Reels Ads sind Werbeanzeigen im Reels-Format von Instagram und Facebook, also kurze, vertikale Videos im Vollbild. Sie erscheinen zwischen organischen Reels und ähneln diesen im Aussehen. Das Format setzt auf schnellen Einstieg, Ton und Bewegung und eignet sich besonders für Aufmerksamkeit und Reichweite bei jüngeren Zielgruppen.

Was sind Reels Ads?
Reels Ads sind Werbeanzeigen im Reels-Format von Instagram und Facebook — kurze, vertikale Videos im Vollbild, die zwischen den organischen Reels ausgespielt werden. Sie ähneln den redaktionellen Kurzvideos im Aussehen und sind nur durch einen Sponsored-Hinweis und einen Handlungsbutton als Werbung erkennbar. Das Format ist Metas Antwort auf den Erfolg kurzer Hochkantvideos, wie ihn Plattformen im Umfeld von TikTok bei Wikipedia populär gemacht haben, und hat sich in wenigen Jahren zu einem der wichtigsten Werbeplätze im Meta-Kosmos entwickelt.
Als Teil des bezahlten Werbeökosystems von Meta gehören Reels Ads zum Paid Social. Sie werden über den Meta Ads Manager gebucht und teilen sich Zielgruppen-, Gebots- und Messlogik mit anderen Meta Ads. Ihre Eigenheit liegt im Format: schneller Einstieg, Ton, Bewegung und eine Bildsprache, die sich möglichst nahtlos in den organischen Feed einfügt. Genau diese Nähe zum redaktionellen Inhalt macht das Format so wirkungsvoll — und zugleich anspruchsvoll in der Gestaltung.

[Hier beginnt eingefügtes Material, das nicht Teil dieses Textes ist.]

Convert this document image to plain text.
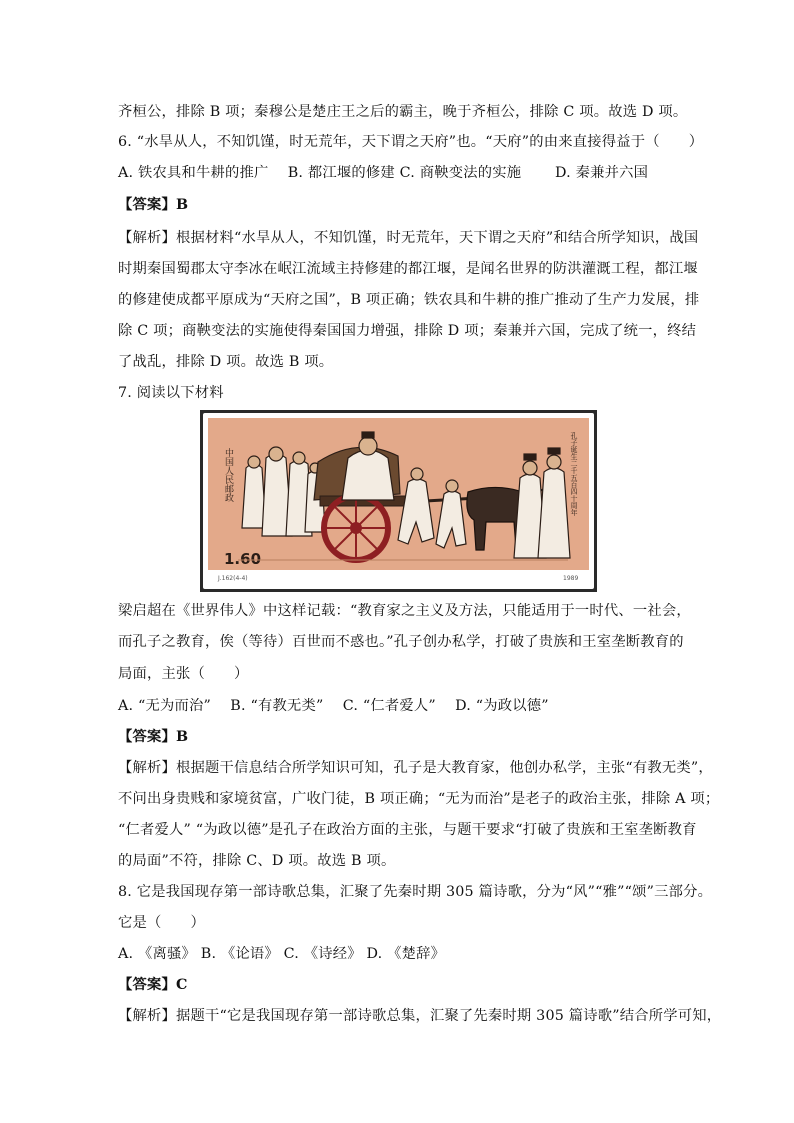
齐桓公，排除 B 项；秦穆公是楚庄王之后的霸主，晚于齐桓公，排除 C 项。故选 D 项。
6. “水旱从人，不知饥馑，时无荒年，天下谓之天府”也。“天府”的由来直接得益于（　　）
A. 铁农具和牛耕的推广　 B. 都江堰的修建 C. 商鞅变法的实施　　 D. 秦兼并六国
【答案】B
【解析】根据材料“水旱从人，不知饥馑，时无荒年，天下谓之天府”和结合所学知识，战国
时期秦国蜀郡太守李冰在岷江流域主持修建的都江堰，是闻名世界的防洪灌溉工程，都江堰
的修建使成都平原成为“天府之国”，B 项正确；铁农具和牛耕的推广推动了生产力发展，排
除 C 项；商鞅变法的实施使得秦国国力增强，排除 D 项；秦兼并六国，完成了统一，终结
了战乱，排除 D 项。故选 B 项。
7. 阅读以下材料
梁启超在《世界伟人》中这样记载：“教育家之主义及方法，只能适用于一时代、一社会，
而孔子之教育，俟（等待）百世而不惑也。”孔子创办私学，打破了贵族和王室垄断教育的
局面，主张（　　）
A. “无为而治”　 B. “有教无类”　 C. “仁者爱人”　 D. “为政以德”
【答案】B
【解析】根据题干信息结合所学知识可知，孔子是大教育家，他创办私学，主张“有教无类”，
不问出身贵贱和家境贫富，广收门徒，B 项正确；“无为而治”是老子的政治主张，排除 A 项；
“仁者爱人” “为政以德”是孔子在政治方面的主张，与题干要求“打破了贵族和王室垄断教育
的局面”不符，排除 C、D 项。故选 B 项。
8. 它是我国现存第一部诗歌总集，汇聚了先秦时期 305 篇诗歌，分为“风”“雅”“颂”三部分。
它是（　　）
A. 《离骚》 B. 《论语》 C. 《诗经》 D. 《楚辞》
【答案】C
【解析】据题干“它是我国现存第一部诗歌总集，汇聚了先秦时期 305 篇诗歌”结合所学可知，
J.162(4-4)	1989
中国人民邮政
1.60
孔子诞生二千五百四十周年
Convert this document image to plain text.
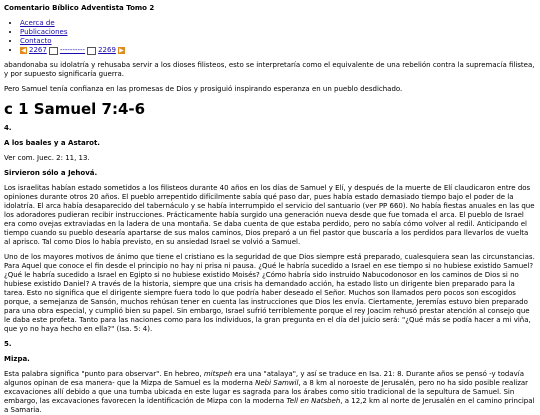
Comentario Bíblico Adventista Tomo 2
• Acerca de
• Publicaciones
• Contacto
• ◀ 2267 ---------- 2269 ▶

abandonaba su idolatría y rehusaba servir a los dioses filisteos, esto se interpretaría como el equivalente de una rebelión contra la supremacía filistea, y por supuesto significaría guerra.

Pero Samuel tenía confianza en las promesas de Dios y prosiguió inspirando esperanza en un pueblo desdichado.

c 1 Samuel 7:4-6
4.
A los baales y a Astarot.

Ver com. Juec. 2: 11, 13.

Sirvieron sólo a Jehová.

Los israelitas habían estado sometidos a los filisteos durante 40 años en los días de Samuel y Elí, y después de la muerte de Elí claudicaron entre dos opiniones durante otros 20 años. El pueblo arrepentido difícilmente sabía qué paso dar, pues había estado demasiado tiempo bajo el poder de la idolatría. El arca había desaparecido del tabernáculo y se había interrumpido el servicio del santuario (ver PP 660). No había fiestas anuales en las que los adoradores pudieran recibir instrucciones. Prácticamente había surgido una generación nueva desde que fue tomada el arca. El pueblo de Israel era como ovejas extraviadas en la ladera de una montaña. Se daba cuenta de que estaba perdido, pero no sabía cómo volver al redil. Anticipando el tiempo cuando su pueblo desearía apartarse de sus malos caminos, Dios preparó a un fiel pastor que buscaría a los perdidos para llevarlos de vuelta al aprisco. Tal como Dios lo había previsto, en su ansiedad Israel se volvió a Samuel.

Uno de los mayores motivos de ánimo que tiene el cristiano es la seguridad de que Dios siempre está preparado, cualesquiera sean las circunstancias. Para Aquel que conoce el fin desde el principio no hay ni prisa ni pausa. ¿Qué le habría sucedido a Israel en ese tiempo si no hubiese existido Samuel? ¿Qué le habría sucedido a Israel en Egipto si no hubiese existido Moisés? ¿Cómo habría sido instruido Nabucodonosor en los caminos de Dios si no hubiese existido Daniel? A través de la historia, siempre que una crisis ha demandado acción, ha estado listo un dirigente bien preparado para la tarea. Esto no significa que el dirigente siempre fuera todo lo que podría haber deseado el Señor. Muchos son llamados pero pocos son escogidos porque, a semejanza de Sansón, muchos rehúsan tener en cuenta las instrucciones que Dios les envía. Ciertamente, Jeremías estuvo bien preparado para una obra especial, y cumplió bien su papel. Sin embargo, Israel sufrió terriblemente porque el rey Joacim rehusó prestar atención al consejo que le daba este profeta. Tanto para las naciones como para los individuos, la gran pregunta en el día del juicio será: "¿Qué más se podía hacer a mi viña, que yo no haya hecho en ella?" (Isa. 5: 4).

5.
Mizpa.

Esta palabra significa "punto para observar". En hebreo, mitspeh era una "atalaya", y así se traduce en Isa. 21: 8. Durante años se pensó -y todavía algunos opinan de esa manera- que la Mizpa de Samuel es la moderna Nebi Samwil, a 8 km al noroeste de Jerusalén, pero no ha sido posible realizar excavaciones allí debido a que una tumba ubicada en este lugar es sagrada para los árabes como sitio tradicional de la sepultura de Samuel. Sin embargo, las excavaciones favorecen la identificación de Mizpa con la moderna Tell en Natsbeh, a 12,2 km al norte de Jerusalén en el camino principal a Samaria.
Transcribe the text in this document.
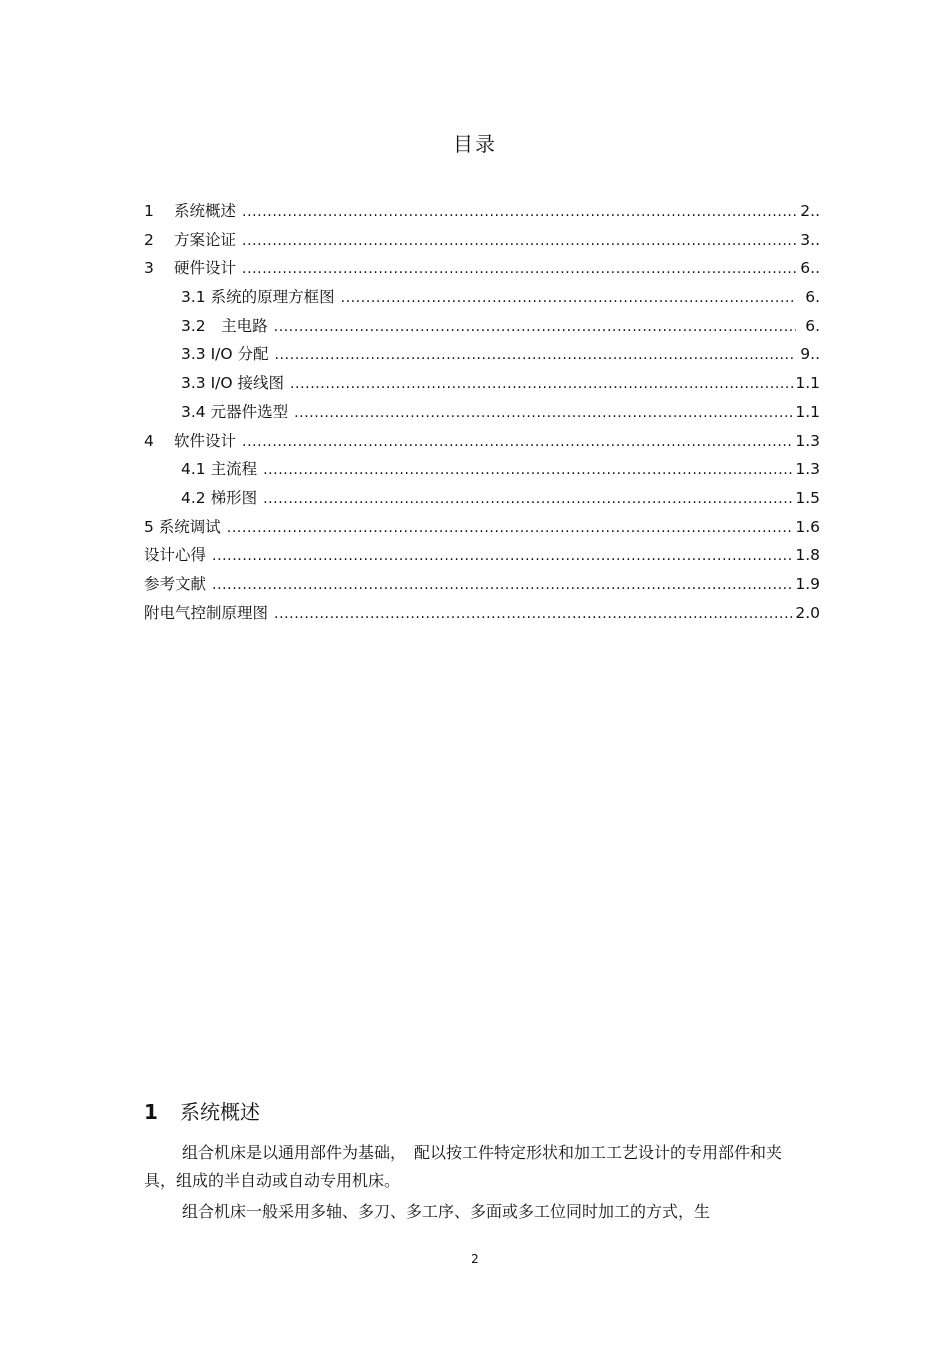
目录
1	系统概述 .....	2..
2	方案论证 .....	3..
3	硬件设计 .....	6..
3.1 系统的原理方框图 .....	6.
3.2　主电路 .....	6.
3.3 I/O 分配 .....	9..
3.3 I/O 接线图 .....	1.1
3.4 元器件选型 .....	1.1
4	软件设计 .....	1.3
4.1 主流程 .....	1.3
4.2 梯形图 .....	1.5
5 系统调试 .....	1.6
设计心得 .....	1.8
参考文献 .....	1.9
附电气控制原理图 .....	2.0
1	系统概述
组合机床是以通用部件为基础，　配以按工件特定形状和加工工艺设计的专用部件和夹具，组成的半自动或自动专用机床。
组合机床一般采用多轴、多刀、多工序、多面或多工位同时加工的方式，生
2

Grundlegende Hintergründe zum Format und seiner Verbreitung liefert der Wikipedia-Artikel zu Reels, der die Einführung auf Instagram und die spätere Ausweitung auf Facebook nachzeichnet. Für Werbetreibende ist entscheidend, dass Reels sowohl organisch als auch bezahlt eine überdurchschnittliche Ausspielung durch den Algorithmus erhalten. Meta hat das Format über Jahre priorisiert, um im Wettbewerb um Bildschirmzeit gegen andere Kurzvideo-Plattformen zu bestehen — was Reels Ads zu einem strategisch wichtigen Werbeplatz macht, dessen Bedeutung eher zu- als abnimmt.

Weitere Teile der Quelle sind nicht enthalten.